Whip scorpions have a disjunct distribution in Africa, Asia, and the New World (Harvey, 2002, 2003). Approximately 80% of the species occur in Asia, extending from India and Sri Lanka to Samoa. Nearly 50% of these are recorded from Myanmar and Indonesia. Although common in New Guinea and the Solomon Islands, whip scorpions are absent from Australia. In the New World, whip scorpions occur in North America, South America, and the Caribbean. Their distribution ranges from the southern United States to Brazil, but they have not been recorded in Panama, Ecuador, or Peru. In the Caribbean, they occur on the islands of Cuba, Hispañola, and Martinique. A single species, Etienneus africanus (Hentschel, 1899), occurs in Africa (figs. 1, 2).
Figure 1
Etienneus africanus (Hentschel, 1899), ♂ (AMNH), habitus. A. dorsal aspect. B. ventral aspect. Scale bar = 10 mm.
Figure 2
Etienneus africanus (Hentschel, 1899), ♀ (AMNH), habitus. A. ♀, dorsal aspect. B. ♀, ventral aspect. Scale bar = 10 mm.

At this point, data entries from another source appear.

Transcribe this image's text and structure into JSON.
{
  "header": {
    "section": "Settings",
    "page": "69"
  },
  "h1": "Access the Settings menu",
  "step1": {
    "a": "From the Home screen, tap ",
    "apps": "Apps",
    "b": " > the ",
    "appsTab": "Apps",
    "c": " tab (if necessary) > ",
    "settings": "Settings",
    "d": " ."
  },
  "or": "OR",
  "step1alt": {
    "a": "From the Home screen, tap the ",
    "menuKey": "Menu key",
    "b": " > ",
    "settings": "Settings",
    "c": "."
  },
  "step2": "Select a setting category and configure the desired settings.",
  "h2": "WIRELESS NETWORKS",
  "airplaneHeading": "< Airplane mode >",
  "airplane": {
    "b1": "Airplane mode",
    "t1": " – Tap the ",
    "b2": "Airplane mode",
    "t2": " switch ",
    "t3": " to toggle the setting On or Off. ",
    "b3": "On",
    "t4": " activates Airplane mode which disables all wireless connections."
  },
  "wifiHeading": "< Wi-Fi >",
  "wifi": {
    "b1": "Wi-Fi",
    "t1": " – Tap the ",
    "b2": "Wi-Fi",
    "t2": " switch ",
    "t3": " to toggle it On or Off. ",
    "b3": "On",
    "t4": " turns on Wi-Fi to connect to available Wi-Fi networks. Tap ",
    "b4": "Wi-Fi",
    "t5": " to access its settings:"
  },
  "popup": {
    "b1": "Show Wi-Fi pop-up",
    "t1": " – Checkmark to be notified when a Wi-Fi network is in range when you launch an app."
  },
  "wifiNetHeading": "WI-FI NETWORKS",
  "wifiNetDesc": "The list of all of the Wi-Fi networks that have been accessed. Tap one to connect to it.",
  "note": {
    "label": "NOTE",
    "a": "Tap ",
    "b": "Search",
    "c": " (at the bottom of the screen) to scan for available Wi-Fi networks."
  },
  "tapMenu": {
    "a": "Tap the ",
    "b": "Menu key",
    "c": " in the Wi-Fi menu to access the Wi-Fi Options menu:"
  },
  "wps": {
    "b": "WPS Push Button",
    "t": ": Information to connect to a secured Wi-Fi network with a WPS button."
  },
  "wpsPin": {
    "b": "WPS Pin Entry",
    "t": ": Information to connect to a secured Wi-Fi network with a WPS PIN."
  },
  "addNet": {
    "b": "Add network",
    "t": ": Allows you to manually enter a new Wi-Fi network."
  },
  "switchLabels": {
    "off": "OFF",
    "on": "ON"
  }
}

Etienneus africanus is currently placed in subfamily Hypoctoninae because it lacks a carina between the lateral and median ocelli. It was previously suggested that no indigenous whip scorpions exist in Africa, and that this species was probably introduced to the Gambia region, 130–150 years ago, in shipments of agricultural material from Burma (Myanmar) or Thailand (Millot, 1949; Cooke and Shadab, 1973). At the time of its discovery, there were two Old World genera of Hypoctoninae, Hypoctonus Thorell, 1888, and Labochirus Pocock, 1894, sharing elaborate modifications of the male pedipalp patellar apophysis, but separated by the presence of an accessory tooth on the internal margin of the pedipalp coxal apophysis in Labochirus that is absent in Hypoctonus (Pocock, 1894, 1900; Kraepelin, 1897, 1899). The African species was originally placed under Hypoctonus because it lacks the accessory tooth; the male, and hence the state of the male pedipalp patellar apophysis, were unknown. Gravely (1916) considered the accessory tooth less important than the tibial spur of leg III, redefined the composition of Hypoctonus and Labochirus, and transferred Hypoctonus africanus Hentschel, 1899, to Labochirus based on the absence of a tibial spur on leg III. Gravely's (1916) classification of Hypoctonus and Labochirus, based on the tibial spur of leg III, was adopted by Mello-Leitão (1931), whereas Werner (1935) and Rowland and Cooke (1973) followed the original classification based on the accessory tooth of the pedipalp coxal apophysis (Pocock, 1894, 1900; Kraepelin, 1897, 1899). Rowland and Cooke (1973) argued that tibial spurs are not reliable characters because they can vary within a species (e.g., H. africanus) and that defining Hypoctonus and Labochirus based on the tibial spur of leg III made little sense biogeographically.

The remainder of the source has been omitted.